Tous les grammes de protéines ne se valent pas. Pour lancer la fabrication de muscle, le corps a besoin d’un signal précis, porté par un acide aminé : la leucine. Chez les personnes âgées, ce signal s’émousse — les muscles deviennent moins sensibles, un phénomène appelé « résistance anabolique »[9]. Il faut alors une dose de leucine suffisante, autour de 2,5 à 3 grammes par repas, pour obtenir la même réponse qu’un adulte jeune.

C’est là que la source compte. Des travaux montrent que c’est bien la teneur en leucine, plus que la quantité totale de protéines, qui détermine la réponse du muscle[10]. Les protéines animales — œufs, laitages, viande, poisson — et surtout la whey (protéine de lait) en sont particulièrement riches. Les protéines végétales (lentilles, pois chiches, tofu) en contiennent moins ; elles fonctionnent, mais demandent des portions plus grandes ou des mélanges bien pensés. Sous coupe-faim, où le volume est justement le problème, cette densité en leucine devient un atout concret.

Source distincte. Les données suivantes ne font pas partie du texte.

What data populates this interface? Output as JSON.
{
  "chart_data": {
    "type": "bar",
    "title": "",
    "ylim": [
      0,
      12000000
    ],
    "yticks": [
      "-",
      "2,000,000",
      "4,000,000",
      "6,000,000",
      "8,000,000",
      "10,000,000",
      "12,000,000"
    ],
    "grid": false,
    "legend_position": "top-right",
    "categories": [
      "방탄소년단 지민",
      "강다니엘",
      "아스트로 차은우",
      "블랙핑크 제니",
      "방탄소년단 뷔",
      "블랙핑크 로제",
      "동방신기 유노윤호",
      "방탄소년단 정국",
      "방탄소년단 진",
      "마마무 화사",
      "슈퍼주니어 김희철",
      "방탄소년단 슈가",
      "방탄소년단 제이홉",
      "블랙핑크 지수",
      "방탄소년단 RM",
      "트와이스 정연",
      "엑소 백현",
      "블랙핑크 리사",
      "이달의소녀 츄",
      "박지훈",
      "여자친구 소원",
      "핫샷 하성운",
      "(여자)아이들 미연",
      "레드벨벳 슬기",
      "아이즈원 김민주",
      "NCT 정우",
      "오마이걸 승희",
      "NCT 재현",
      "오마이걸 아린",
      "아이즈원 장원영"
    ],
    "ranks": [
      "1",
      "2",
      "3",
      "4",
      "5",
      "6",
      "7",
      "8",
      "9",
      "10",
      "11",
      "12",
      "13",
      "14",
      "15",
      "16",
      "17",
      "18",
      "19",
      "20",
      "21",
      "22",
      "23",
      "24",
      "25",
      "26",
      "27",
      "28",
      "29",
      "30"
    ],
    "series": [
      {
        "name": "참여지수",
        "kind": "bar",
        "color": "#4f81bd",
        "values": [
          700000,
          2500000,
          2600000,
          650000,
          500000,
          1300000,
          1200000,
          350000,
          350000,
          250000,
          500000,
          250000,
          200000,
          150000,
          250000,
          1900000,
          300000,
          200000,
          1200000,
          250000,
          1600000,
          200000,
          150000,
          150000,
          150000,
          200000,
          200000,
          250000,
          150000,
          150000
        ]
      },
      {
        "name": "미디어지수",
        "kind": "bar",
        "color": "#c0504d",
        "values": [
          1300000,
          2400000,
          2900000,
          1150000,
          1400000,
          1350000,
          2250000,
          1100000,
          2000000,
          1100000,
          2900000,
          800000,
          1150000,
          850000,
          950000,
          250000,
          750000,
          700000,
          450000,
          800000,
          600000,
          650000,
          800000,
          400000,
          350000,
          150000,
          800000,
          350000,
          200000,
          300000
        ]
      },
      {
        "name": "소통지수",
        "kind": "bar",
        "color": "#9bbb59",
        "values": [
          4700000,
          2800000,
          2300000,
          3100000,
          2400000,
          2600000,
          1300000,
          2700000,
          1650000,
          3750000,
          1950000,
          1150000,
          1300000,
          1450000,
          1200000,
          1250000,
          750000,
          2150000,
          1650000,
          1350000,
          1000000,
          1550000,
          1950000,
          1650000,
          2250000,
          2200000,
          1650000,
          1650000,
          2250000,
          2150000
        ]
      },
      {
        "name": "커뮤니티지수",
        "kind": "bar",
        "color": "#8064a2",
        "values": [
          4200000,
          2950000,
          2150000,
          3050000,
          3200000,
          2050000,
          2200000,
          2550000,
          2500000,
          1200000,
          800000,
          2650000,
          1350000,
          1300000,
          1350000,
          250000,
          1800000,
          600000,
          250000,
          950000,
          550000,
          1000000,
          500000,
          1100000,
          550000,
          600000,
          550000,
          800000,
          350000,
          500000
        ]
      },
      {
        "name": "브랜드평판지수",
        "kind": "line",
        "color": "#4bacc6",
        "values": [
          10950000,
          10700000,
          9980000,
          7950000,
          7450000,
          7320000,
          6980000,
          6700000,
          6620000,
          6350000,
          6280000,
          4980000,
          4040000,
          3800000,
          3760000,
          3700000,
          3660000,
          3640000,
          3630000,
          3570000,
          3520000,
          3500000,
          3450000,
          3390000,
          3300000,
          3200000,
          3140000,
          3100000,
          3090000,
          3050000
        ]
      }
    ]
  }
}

Répartir plutôt que concentrer

Dernier réflexe utile : étaler ses protéines. Trois prises d’environ 25 à 30 grammes réparties dans la journée stimulent mieux le muscle qu’un seul gros apport le soir[9]. C’est une bonne nouvelle sous traitement : de petites portions protéinées, plus faciles à avaler quand l’appétit est réduit, s’inscrivent naturellement dans cette logique.

Le paradoxe de la satiété : atteindre son quota sans faim

Le médicament qui sabote vos protéines

Voici la difficulté que les listes de conseils passent souvent sous silence. Les agonistes du GLP-1 agissent en ralentissant la vidange gastrique — le rythme auquel l’estomac se vide — et en coupant l’appétit : c’est tout l’intérêt pour perdre du poids. Mais l’effet secondaire logique, c’est qu’on mange beaucoup moins — et donc, spontanément, beaucoup moins de protéines, au moment précis où il en faudrait proportionnellement plus. Un petit estomac vite rempli, des nausées en début de traitement, parfois une aversion soudaine pour la viande : tout pousse à réduire l’aliment le plus important. C’est le paradoxe central de ces traitements.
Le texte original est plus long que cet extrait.